Robert Burns has become a hot topic this year, not least due to our previous Makar, Liz Lochead, suggesting that perhaps Rabbie was a sex pest like Harvey Weinstein. With Burns’ Suppers happening all over the place and some no doubt debating this proposition, it is very timely for Keara Murphy to present her show The Bard & I at the Storytelling Centre. Murphy is a stand up comic who has made a series of programmes for BBC Scotland on The Secret Life of Robert Burns. Her stage show tells the story of making the programmes with a few stand-up jokes, accompanied by Pauline Vallance playing the clarsach and singing some Burns’ songs, and actress Heather Roberts giving us some of Burns’ poetry and acting as Rabbie.

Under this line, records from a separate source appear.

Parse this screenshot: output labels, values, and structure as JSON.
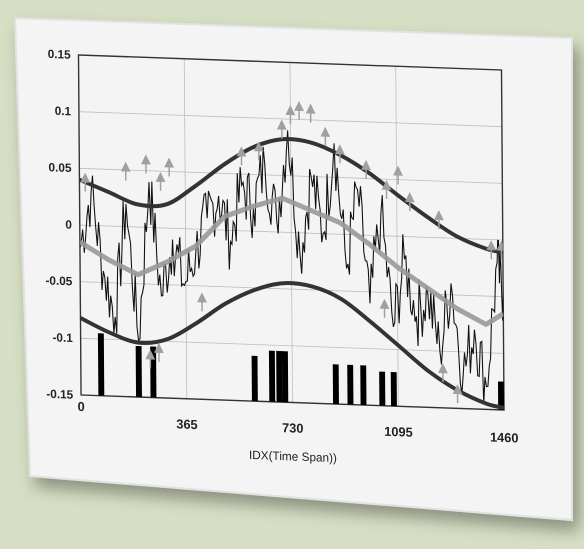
{
  "chart_data": {
    "type": "line",
    "title": "",
    "xlabel": "IDX(Time Span))",
    "ylabel": "",
    "xlim": [
      0,
      1460
    ],
    "ylim": [
      -0.15,
      0.15
    ],
    "xticks": [
      0,
      365,
      730,
      1095,
      1460
    ],
    "xtick_labels": [
      "0",
      "365",
      "730",
      "1095",
      "1460"
    ],
    "yticks": [
      0.15,
      0.1,
      0.05,
      0,
      -0.05,
      -0.1,
      -0.15
    ],
    "ytick_labels": [
      "0.15",
      "0.1",
      "0.05",
      "0",
      "-0.05",
      "-0.1",
      "-0.15"
    ],
    "grid": true,
    "colors": {
      "raw": "#111111",
      "smoothed": "#999999",
      "envelope": "#333333",
      "markers": "#a0a0a0",
      "events": "#000000",
      "background": "#d6dfc4",
      "card": "#f4f4f4"
    },
    "upper_envelope": {
      "x": [
        0,
        100,
        200,
        300,
        400,
        500,
        600,
        700,
        800,
        900,
        1000,
        1100,
        1200,
        1300,
        1400,
        1460
      ],
      "y": [
        0.04,
        0.03,
        0.02,
        0.021,
        0.038,
        0.058,
        0.074,
        0.082,
        0.08,
        0.07,
        0.055,
        0.036,
        0.018,
        0.002,
        -0.008,
        -0.011
      ]
    },
    "lower_envelope": {
      "x": [
        0,
        100,
        200,
        300,
        400,
        500,
        600,
        700,
        800,
        900,
        1000,
        1100,
        1200,
        1300,
        1400,
        1460
      ],
      "y": [
        -0.082,
        -0.094,
        -0.102,
        -0.098,
        -0.083,
        -0.065,
        -0.052,
        -0.045,
        -0.047,
        -0.057,
        -0.076,
        -0.097,
        -0.118,
        -0.134,
        -0.145,
        -0.148
      ]
    },
    "smoothed_trend": {
      "x": [
        0,
        100,
        200,
        300,
        400,
        500,
        600,
        700,
        800,
        900,
        1000,
        1100,
        1200,
        1300,
        1400,
        1460
      ],
      "y": [
        -0.015,
        -0.03,
        -0.042,
        -0.03,
        -0.015,
        0.012,
        0.022,
        0.03,
        0.02,
        0.01,
        -0.008,
        -0.028,
        -0.045,
        -0.062,
        -0.075,
        -0.065
      ]
    },
    "raw_series": {
      "x": [
        0,
        40,
        80,
        120,
        160,
        200,
        240,
        280,
        320,
        360,
        400,
        440,
        480,
        520,
        560,
        600,
        640,
        680,
        720,
        760,
        800,
        840,
        880,
        920,
        960,
        1000,
        1040,
        1080,
        1120,
        1160,
        1200,
        1240,
        1280,
        1320,
        1360,
        1400,
        1440,
        1460
      ],
      "y": [
        -0.02,
        0.03,
        -0.04,
        -0.08,
        0.02,
        -0.1,
        0.04,
        -0.06,
        -0.01,
        -0.05,
        -0.02,
        0.01,
        0.03,
        -0.01,
        0.04,
        0.02,
        0.06,
        0.01,
        0.09,
        -0.02,
        0.05,
        0.0,
        0.08,
        -0.03,
        0.04,
        -0.06,
        0.02,
        -0.08,
        -0.02,
        -0.07,
        -0.05,
        -0.1,
        -0.04,
        -0.12,
        -0.08,
        -0.13,
        -0.02,
        -0.05
      ]
    },
    "peak_markers": {
      "x": [
        20,
        160,
        230,
        280,
        310,
        560,
        620,
        700,
        730,
        760,
        800,
        850,
        900,
        990,
        1060,
        1100,
        1140,
        1240,
        1420,
        1455
      ],
      "y": [
        0.042,
        0.053,
        0.06,
        0.045,
        0.058,
        0.07,
        0.075,
        0.095,
        0.108,
        0.112,
        0.11,
        0.09,
        0.075,
        0.062,
        0.045,
        0.058,
        0.035,
        0.02,
        -0.005,
        -0.005
      ]
    },
    "trough_markers": {
      "x": [
        240,
        270,
        420,
        1050,
        1250,
        1300
      ],
      "y": [
        -0.112,
        -0.106,
        -0.06,
        -0.06,
        -0.115,
        -0.133
      ]
    },
    "event_bars": {
      "x": [
        70,
        200,
        250,
        600,
        660,
        685,
        705,
        880,
        930,
        975,
        1040,
        1080,
        1450
      ],
      "height": [
        0.055,
        0.045,
        0.045,
        0.04,
        0.045,
        0.045,
        0.045,
        0.035,
        0.035,
        0.035,
        0.03,
        0.03,
        0.025
      ]
    }
  }
}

Murphy is a very personable young woman, but is enjoyable more for the interesting stories about how the programmes were made than the jokes. Roberts is a spirited young actor who gives a good attempt at playing Rabbie Burns and reciting some of his poetry, as well as Lochead’s letter. But the star of the evening is Vallance, a very fine musician and an excellent singer of Burns’ songs.

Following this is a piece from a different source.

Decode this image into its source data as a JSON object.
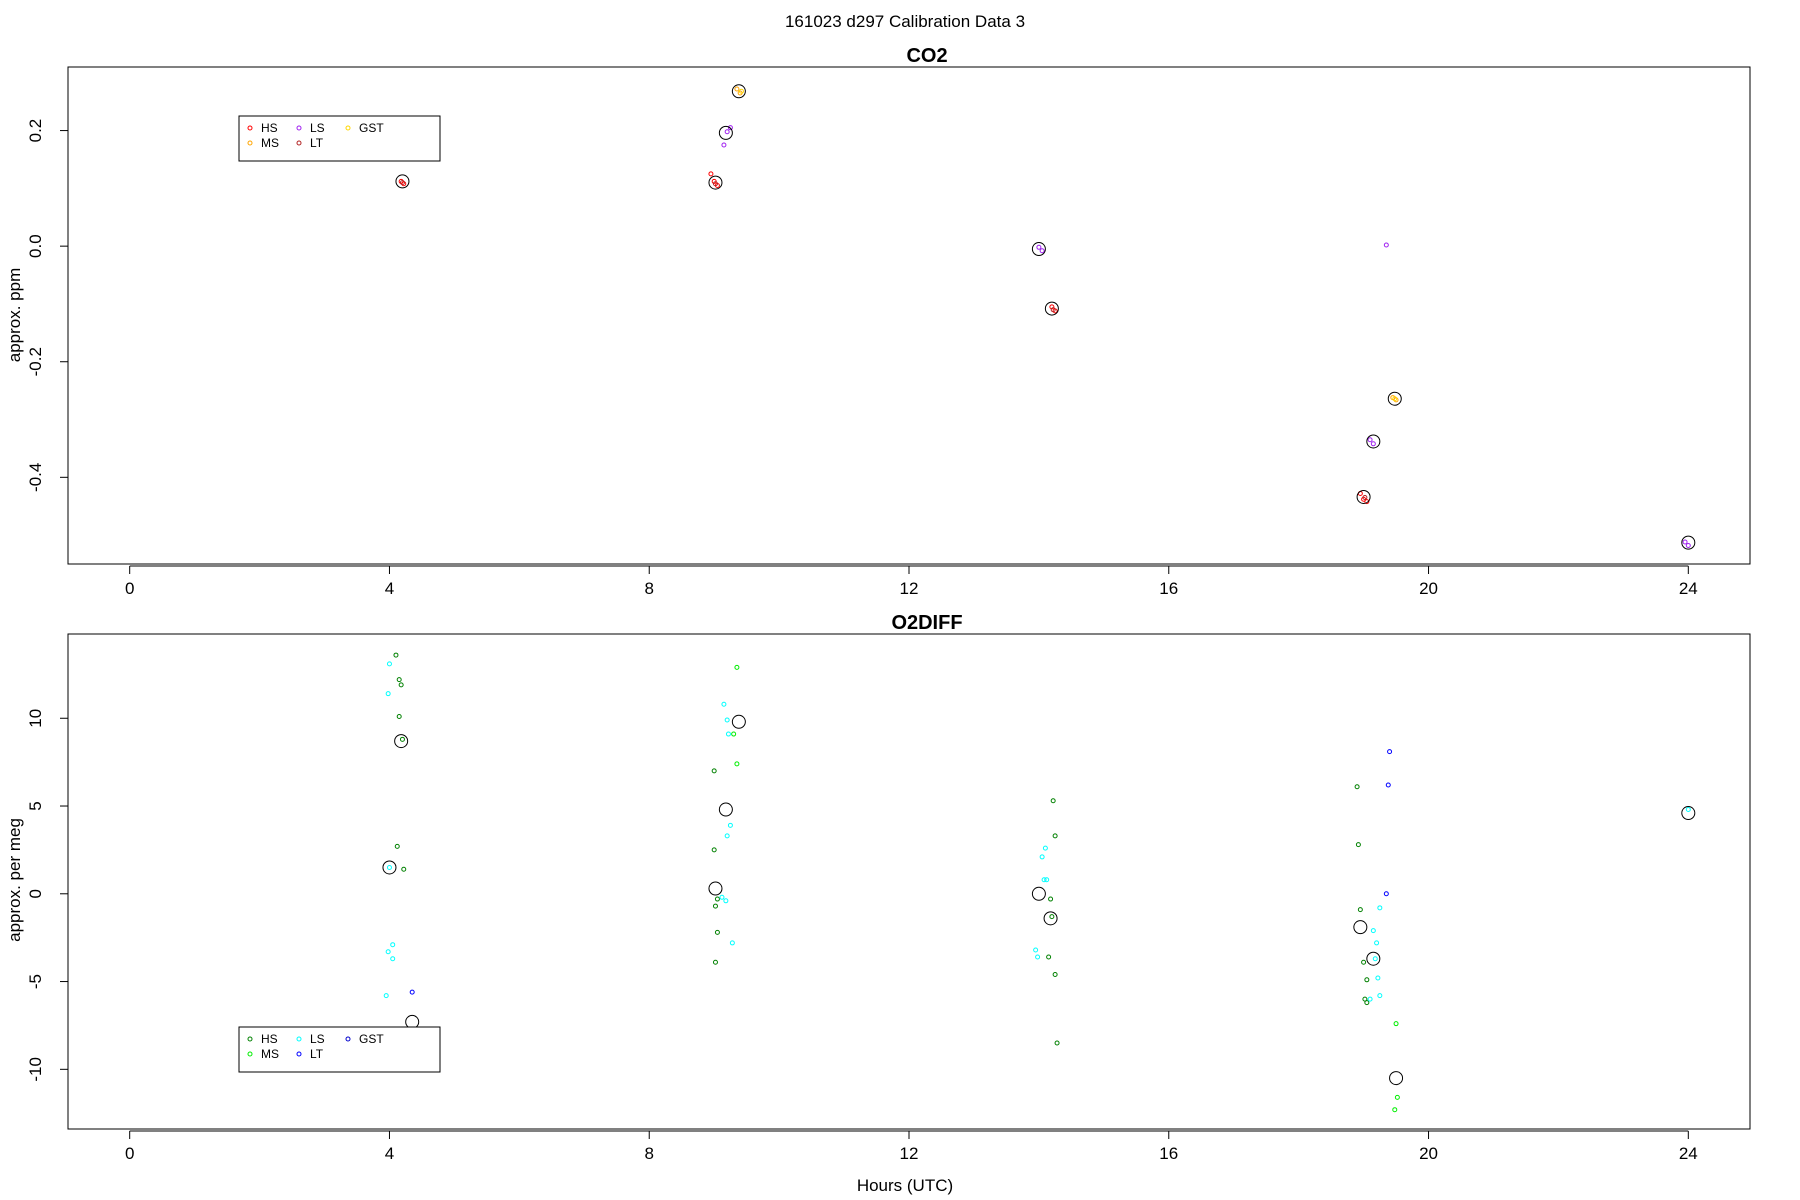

So did it make a good show? It’s best described as a mildly entertaining contribution to the general debate about Rabbie. Was he a sex pest? Murphy concludes that Rabbie was a bit of a naughty boy who maybe loved women too much and tended to boast about his conquests, including in the now famous letter about Jean Armour. Catherine Czerkawska, biographer of Jean Armour, may be more accurate though when she says that to suggest Rabbie was like Weinstein was to “oversimplify a relationship of great complexity”.

Murphy clearly loves her Burns and her Radio Scotland programmes are entertaining but gut instinct says this Burns stage show may not be a lasting item.